About six months ago, having seen the lubricity study and LS1 Tech info, I added TC-W3 to my wife's car at the 1oz./5gal. ratio solely for its purported lubricity benefit.

As a test subject, she and her car are near ideal as far as I can determine. She puts on 400+ miles commuting each week, consistently managing 28.0 mpg. When I would drive her car on the weekend for a trip, I got 30.0 mpg. There's a max variance of about 0.5 to these figures, but the week to week variation was very small.

Immediately and unexpectedly her mileage jumped to 30.0 and weekend driving by me netted a similar increase to 32.0. I was thrilled and also puzzled as to why everyone wasn't doing this too!

I tried it in my pickup and saw the same 6-7 percent increase.

I talked a neighbor into trying it too, and despite high hopes on his part, he saw no increase.

I also puzzled over how this could be helping mileage. The best I could come up with initially was that perhaps cylinder wall to ring pack friction was being reduced, but for it to be enough to provide the increase I was seeing seemed to be stretching it.

I think I found the answer though when I towed a heavy load with my pickup.
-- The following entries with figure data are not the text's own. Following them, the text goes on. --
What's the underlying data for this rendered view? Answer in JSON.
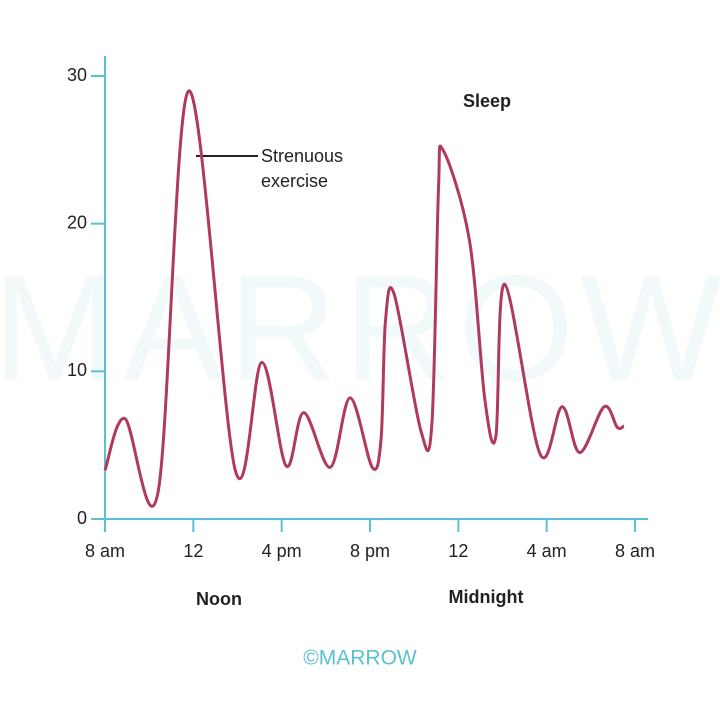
{
  "chart_data": {
    "type": "line",
    "x": [
      0,
      0.9,
      2.4,
      3.8,
      5.9,
      7.1,
      8.2,
      9.0,
      10.2,
      11.1,
      12.1,
      12.5,
      12.7,
      13.1,
      14.3,
      14.8,
      15.1,
      15.3,
      16.5,
      17.2,
      17.7,
      18.1,
      19.7,
      20.7,
      21.5,
      22.6,
      23.2,
      23.5
    ],
    "series": [
      {
        "color": "#b03a5b",
        "values": [
          3.3,
          6.8,
          1.8,
          29,
          3.3,
          10.6,
          3.6,
          7.2,
          3.5,
          8.2,
          3.5,
          5.4,
          13.4,
          15.2,
          6.0,
          6.4,
          22.3,
          25,
          18.9,
          8.1,
          5.6,
          15.9,
          4.4,
          7.6,
          4.5,
          7.6,
          6.2,
          6.3
        ]
      }
    ],
    "xlim": [
      0,
      24
    ],
    "xticks": [
      {
        "value": 0,
        "label": "8 am"
      },
      {
        "value": 4,
        "label": "12"
      },
      {
        "value": 8,
        "label": "4 pm"
      },
      {
        "value": 12,
        "label": "8 pm"
      },
      {
        "value": 16,
        "label": "12"
      },
      {
        "value": 20,
        "label": "4 am"
      },
      {
        "value": 24,
        "label": "8 am"
      }
    ],
    "ylim": [
      0,
      30
    ],
    "yticks": [
      0,
      10,
      20,
      30
    ],
    "axis_color": "#5bc0d0",
    "annotations": {
      "exercise": [
        "Strenuous",
        "exercise"
      ],
      "sleep": "Sleep",
      "noon": "Noon",
      "midnight": "Midnight"
    },
    "watermark": "MARROW",
    "credit": "©MARROW"
  }
}
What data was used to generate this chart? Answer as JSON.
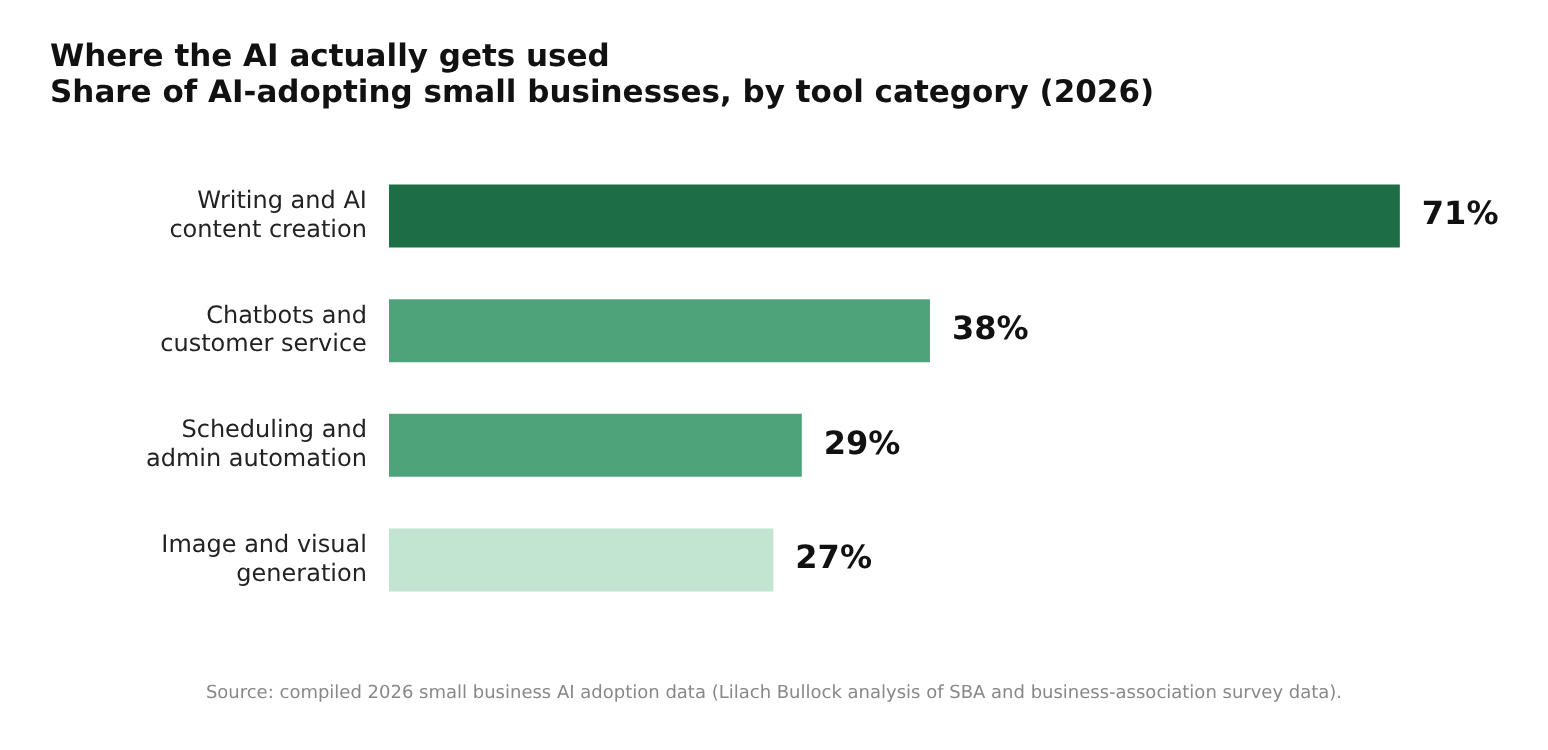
{
  "chart_data": {
    "type": "bar",
    "orientation": "horizontal",
    "title": "Where the AI actually gets used",
    "subtitle": "Share of AI-adopting small businesses, by tool category (2026)",
    "categories": [
      "Writing and AI content creation",
      "Chatbots and customer service",
      "Scheduling and admin automation",
      "Image and visual generation"
    ],
    "values": [
      71,
      38,
      29,
      27
    ],
    "colors": [
      "#1d6e47",
      "#4fa37a",
      "#4fa37a",
      "#c2e5d1"
    ],
    "value_labels": [
      "71%",
      "38%",
      "29%",
      "27%"
    ],
    "legend": false,
    "annotations": [
      "Source: compiled 2026 small business AI adoption data (Lilach Bullock analysis of SBA and business-association survey data)."
    ]
  }
}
When merging onto the highway with that heavy load on an moderate uphill grade, the engine experienced some severe preignition ping/knock that I had never heard before. Retarding the timing by 2 degrees in the high load areas fixed that problem.

I believe that the mileage increase is because of the octane reduction caused by adding oil to gasoline. An engine with safe/conservative ignition timing then benefits from the timing "advance" caused by the added oil. I expect that I could see the same mileage increase by more optimally dialing in the timing.